# Transit Bus Retirements



## Swadian Hardcore (Apr 12, 2014)

I'm trying to find out about these buses. Anyone know more about them? Roadman, maybe? When are they getting retired? I want to catch one before they go, even though I'm not a transit bus enthusiast.

TriMet's 1994 Flxible Metros

Calgary Transit's 1991-1992 MCI Classics

DART's 1998-2002 NovaBus RTS'

Sun Metro 1990-1993 NovaBus RTS'

I know TriMet is getting rid of their 1992 Flxible Metros and their old Gillig Phantoms first, so maybe the 1994's get an extension till 2017. As for Calgary and Dallas, they might be gone just this year. Have no idea about the Sun Metro ones, are they still running even?

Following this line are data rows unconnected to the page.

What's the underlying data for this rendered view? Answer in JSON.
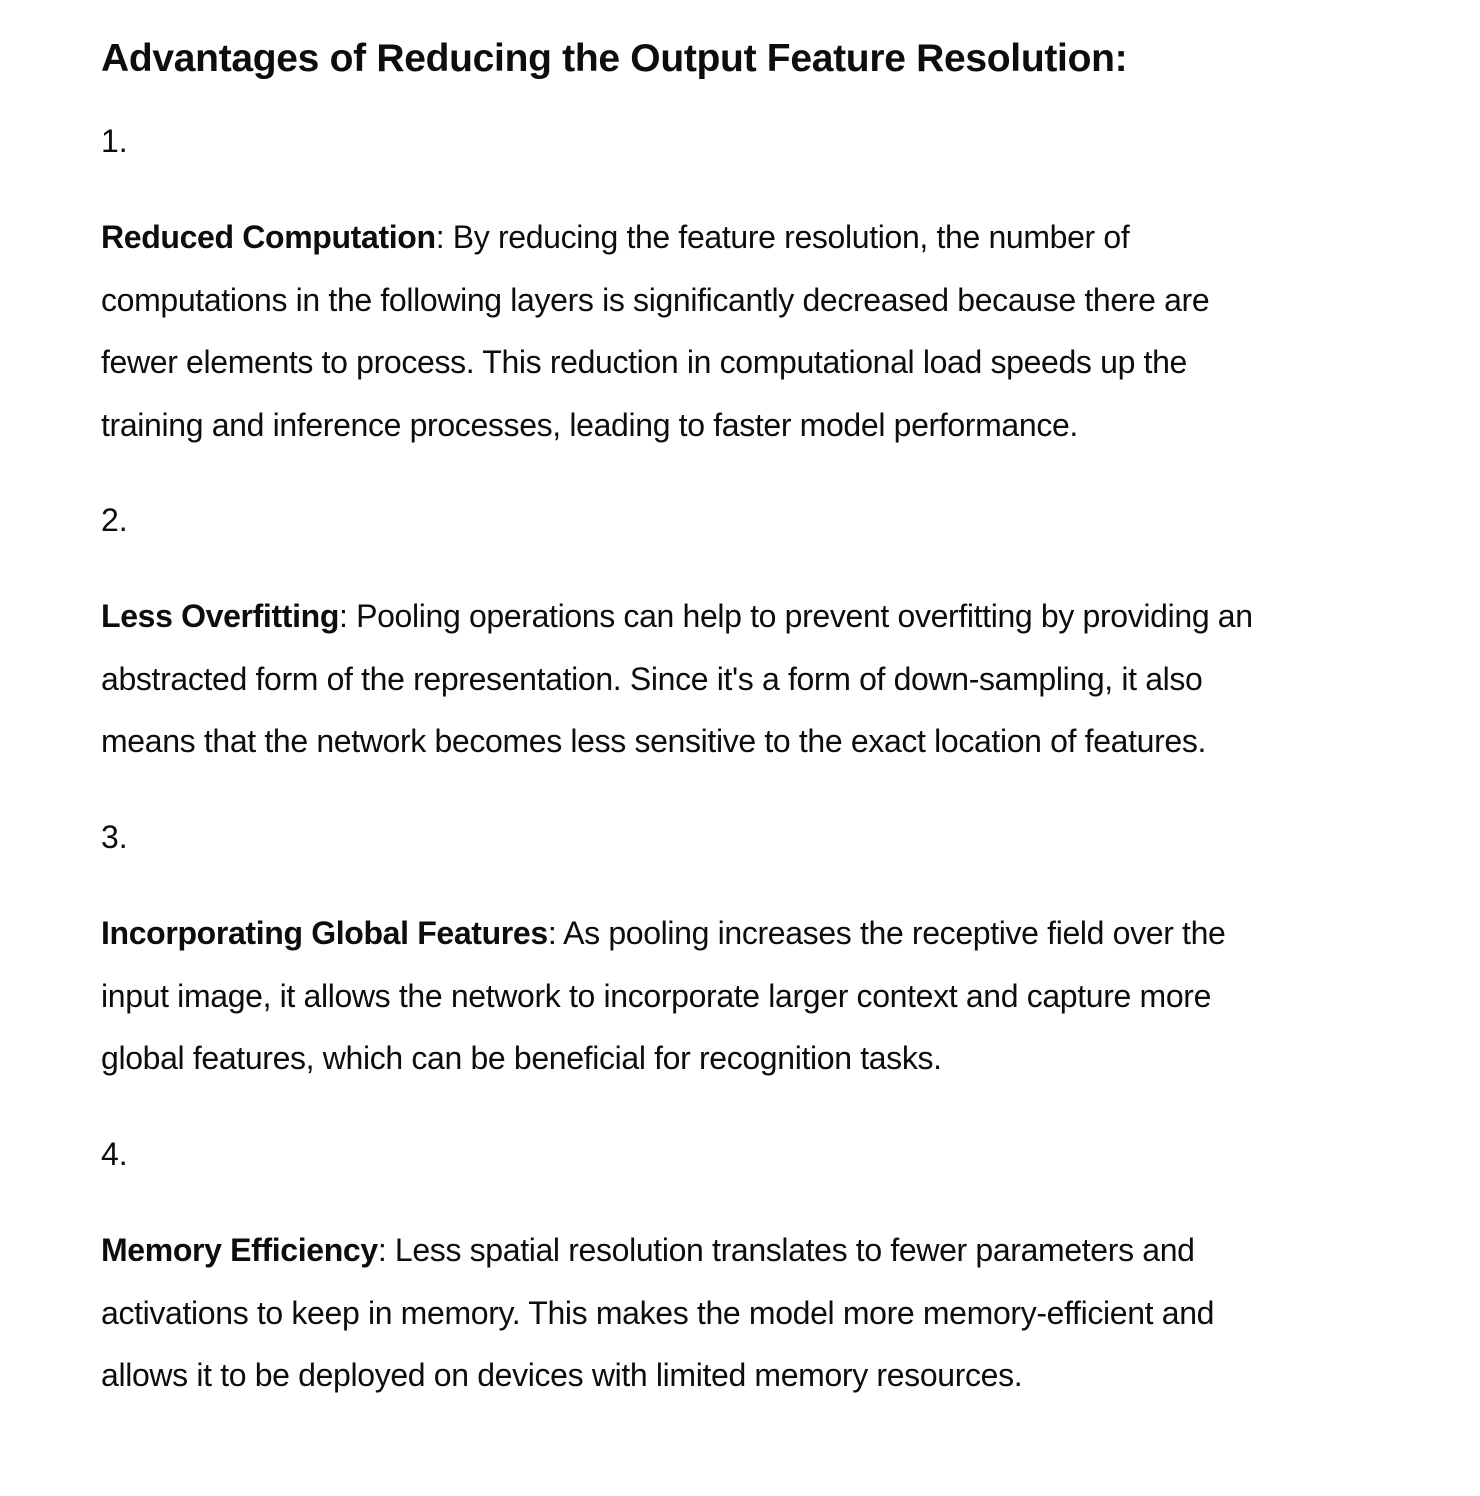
{
  "heading": "Advantages of Reducing the Output Feature Resolution:",
  "items": [
    {
      "number": "1.",
      "term": "Reduced Computation",
      "first_line_rest": ": By reducing the feature resolution, the number of",
      "lines": [
        "computations in the following layers is significantly decreased because there are",
        "fewer elements to process. This reduction in computational load speeds up the",
        "training and inference processes, leading to faster model performance."
      ]
    },
    {
      "number": "2.",
      "term": "Less Overfitting",
      "first_line_rest": ": Pooling operations can help to prevent overfitting by providing an",
      "lines": [
        "abstracted form of the representation. Since it's a form of down-sampling, it also",
        "means that the network becomes less sensitive to the exact location of features."
      ]
    },
    {
      "number": "3.",
      "term": "Incorporating Global Features",
      "first_line_rest": ": As pooling increases the receptive field over the",
      "lines": [
        "input image, it allows the network to incorporate larger context and capture more",
        "global features, which can be beneficial for recognition tasks."
      ]
    },
    {
      "number": "4.",
      "term": "Memory Efficiency",
      "first_line_rest": ": Less spatial resolution translates to fewer parameters and",
      "lines": [
        "activations to keep in memory. This makes the model more memory-efficient and",
        "allows it to be deployed on devices with limited memory resources."
      ]
    }
  ]
}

I really like the RTS, anybody know a good place to catch them other than New York?


----------



## CHamilton (Apr 12, 2014)

Here in Seattle, MEHVA maintains several old buses, and takes them on excursions several times a year.


----------



## Trogdor (Apr 13, 2014)

My understanding is that Calgary's remaining Classics should retire this year or next. They even had a Fishbowl running when I was there in November.


----------



## Swadian Hardcore (Apr 14, 2014)

I heard Calgary's New Looks (Fishbowls) were retired in February and replaced with XD40's. What I'm wondering is how fast the Classic will get replaced with XD40's.

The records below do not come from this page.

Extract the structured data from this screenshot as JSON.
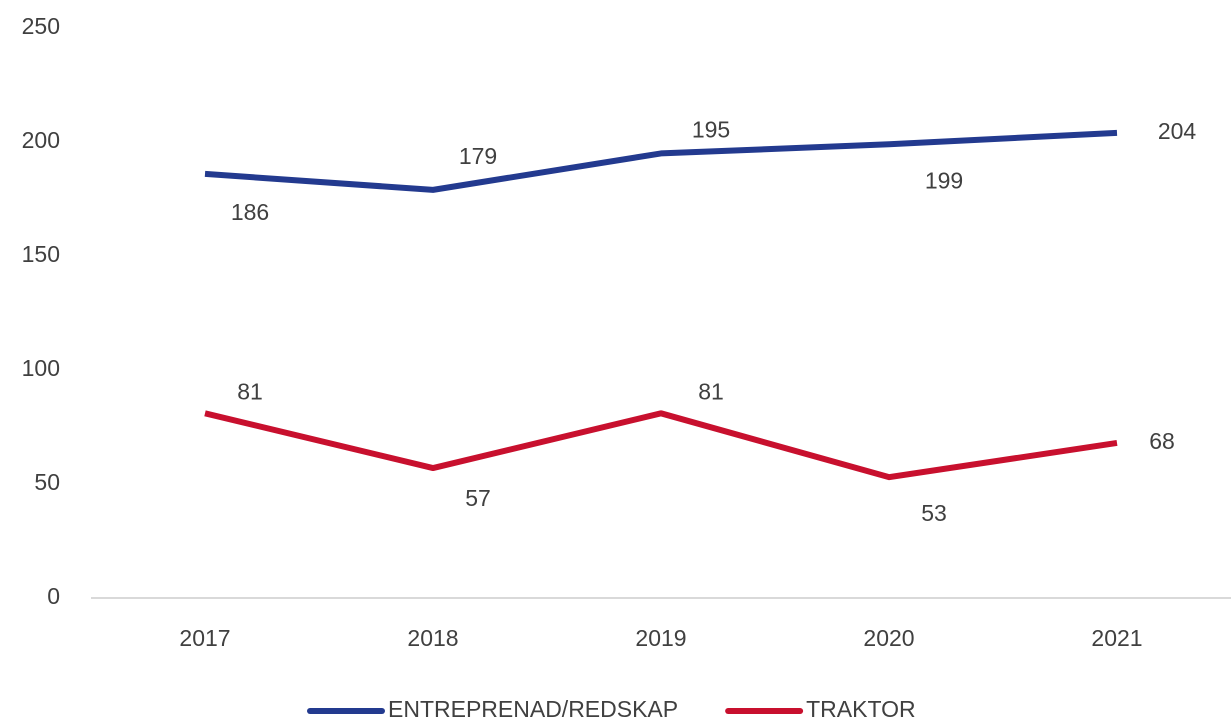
{
  "chart_data": {
    "type": "line",
    "categories": [
      "2017",
      "2018",
      "2019",
      "2020",
      "2021"
    ],
    "series": [
      {
        "name": "ENTREPRENAD/REDSKAP",
        "color": "#233a8f",
        "values": [
          186,
          179,
          195,
          199,
          204
        ]
      },
      {
        "name": "TRAKTOR",
        "color": "#c8102e",
        "values": [
          81,
          57,
          81,
          53,
          68
        ]
      }
    ],
    "ylim": [
      0,
      250
    ],
    "yticks": [
      0,
      50,
      100,
      150,
      200,
      250
    ],
    "grid": false,
    "legend": "bottom"
  }
}
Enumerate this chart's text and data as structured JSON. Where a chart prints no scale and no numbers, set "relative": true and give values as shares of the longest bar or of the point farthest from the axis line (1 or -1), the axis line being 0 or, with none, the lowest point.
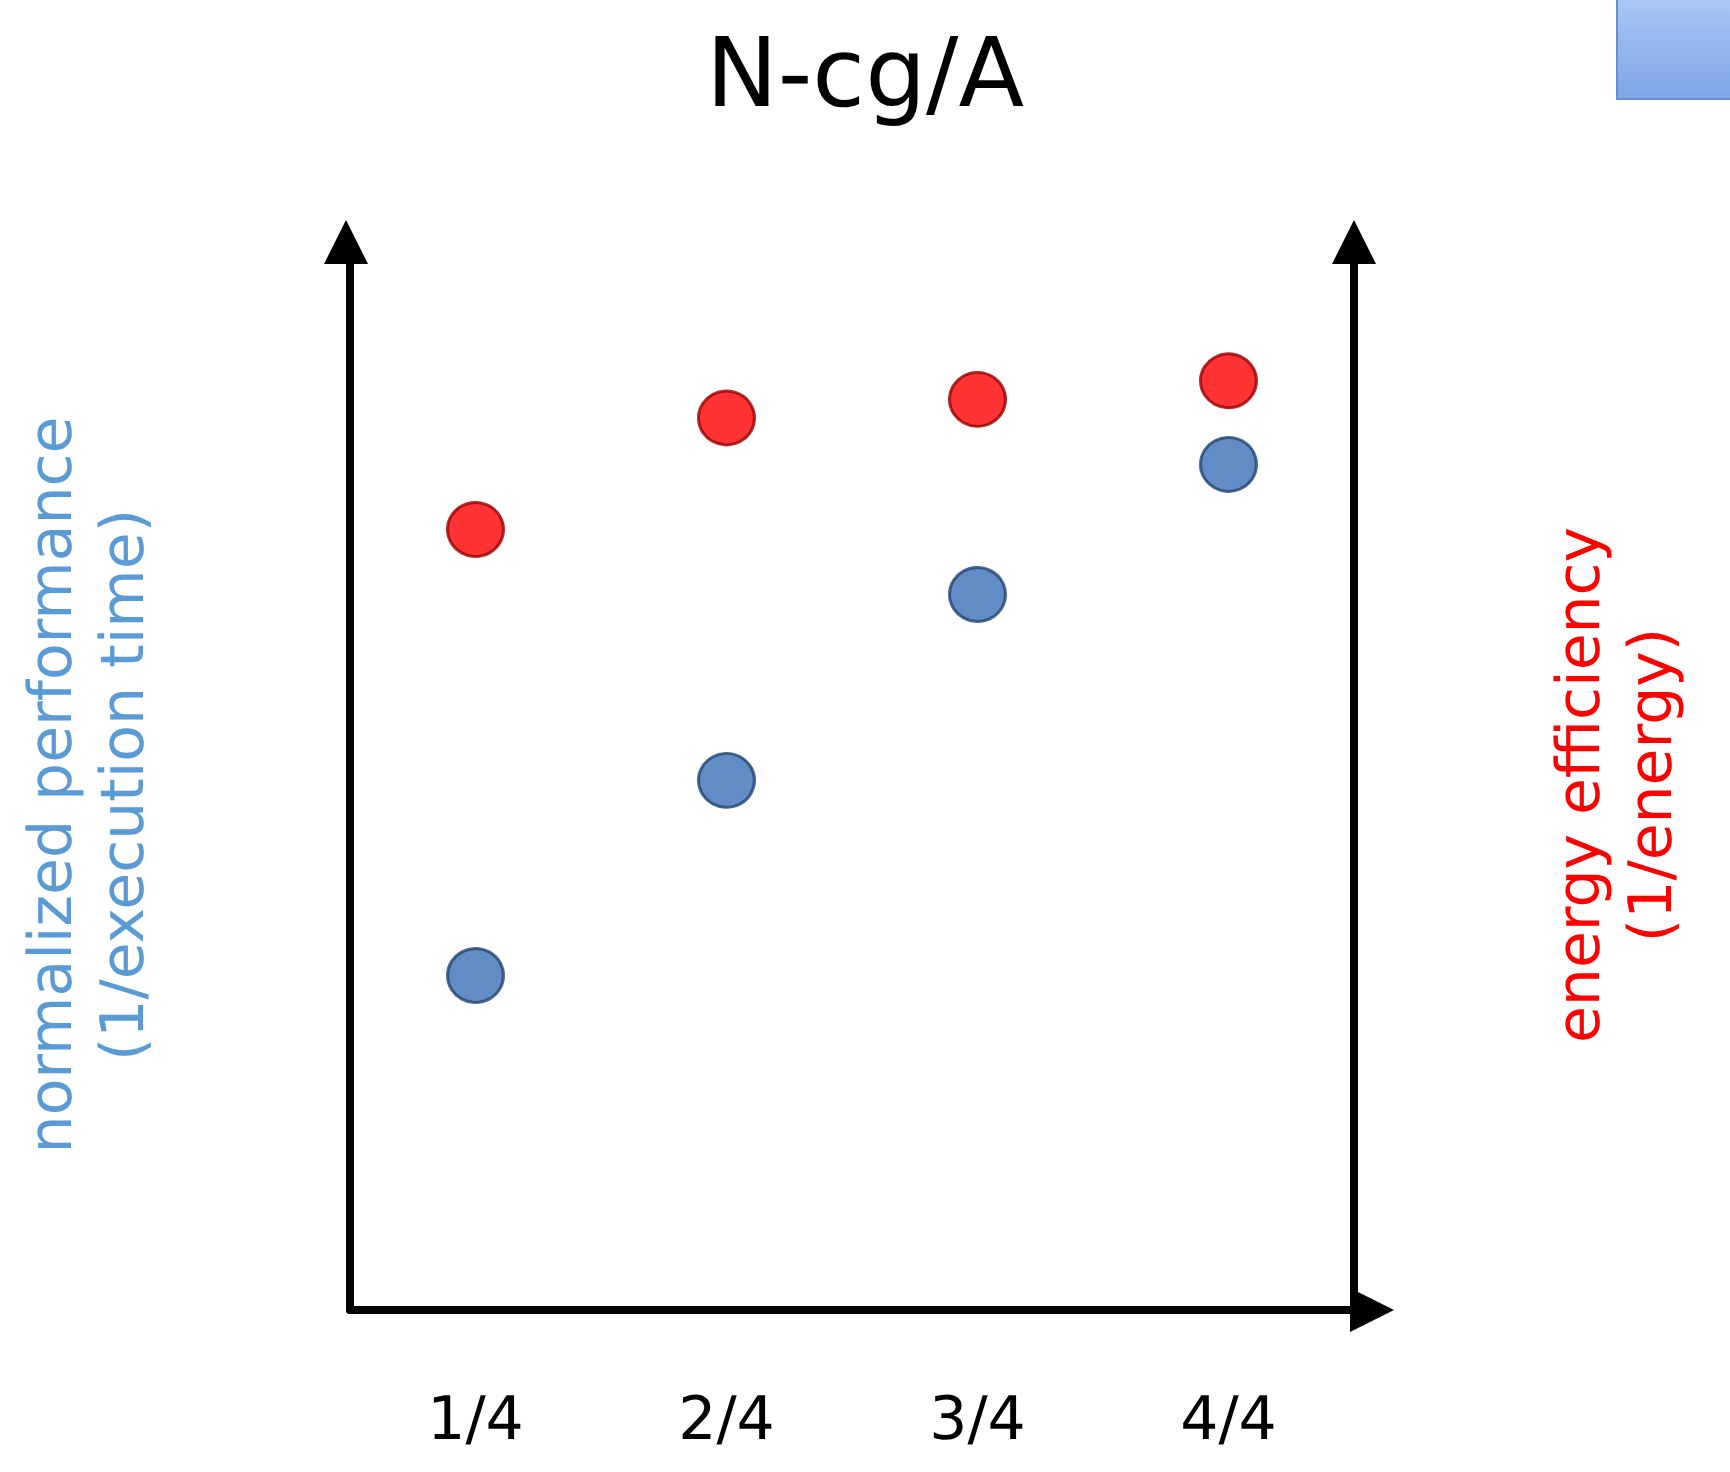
{
  "chart_data": {
    "type": "scatter",
    "title": "N-cg/A",
    "ylabel": "normalized performance\n(1/execution time)",
    "y2label": "energy efficiency\n(1/energy)",
    "categories": [
      "1/4",
      "2/4",
      "3/4",
      "4/4"
    ],
    "relative": true,
    "marker": "circle",
    "series": [
      {
        "color": "#3a6fb8",
        "values": [
          0.36,
          0.57,
          0.77,
          0.91
        ]
      },
      {
        "color": "#ff0000",
        "values": [
          0.84,
          0.96,
          0.98,
          1
        ]
      }
    ]
  }
}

Also, I heard about a major bus order in Dallas, over 400 units, now getting delivered, which would replace the RTS.

As fro TriMet's Flexxies, I heard the Gillig Low Floor BRT's will replace the old Phantoms and the 1992 Flexxies, but not the 1994's. So maybe I can wait on that, rumored to stay till 2017. And again, no idea about Sun Metro.


----------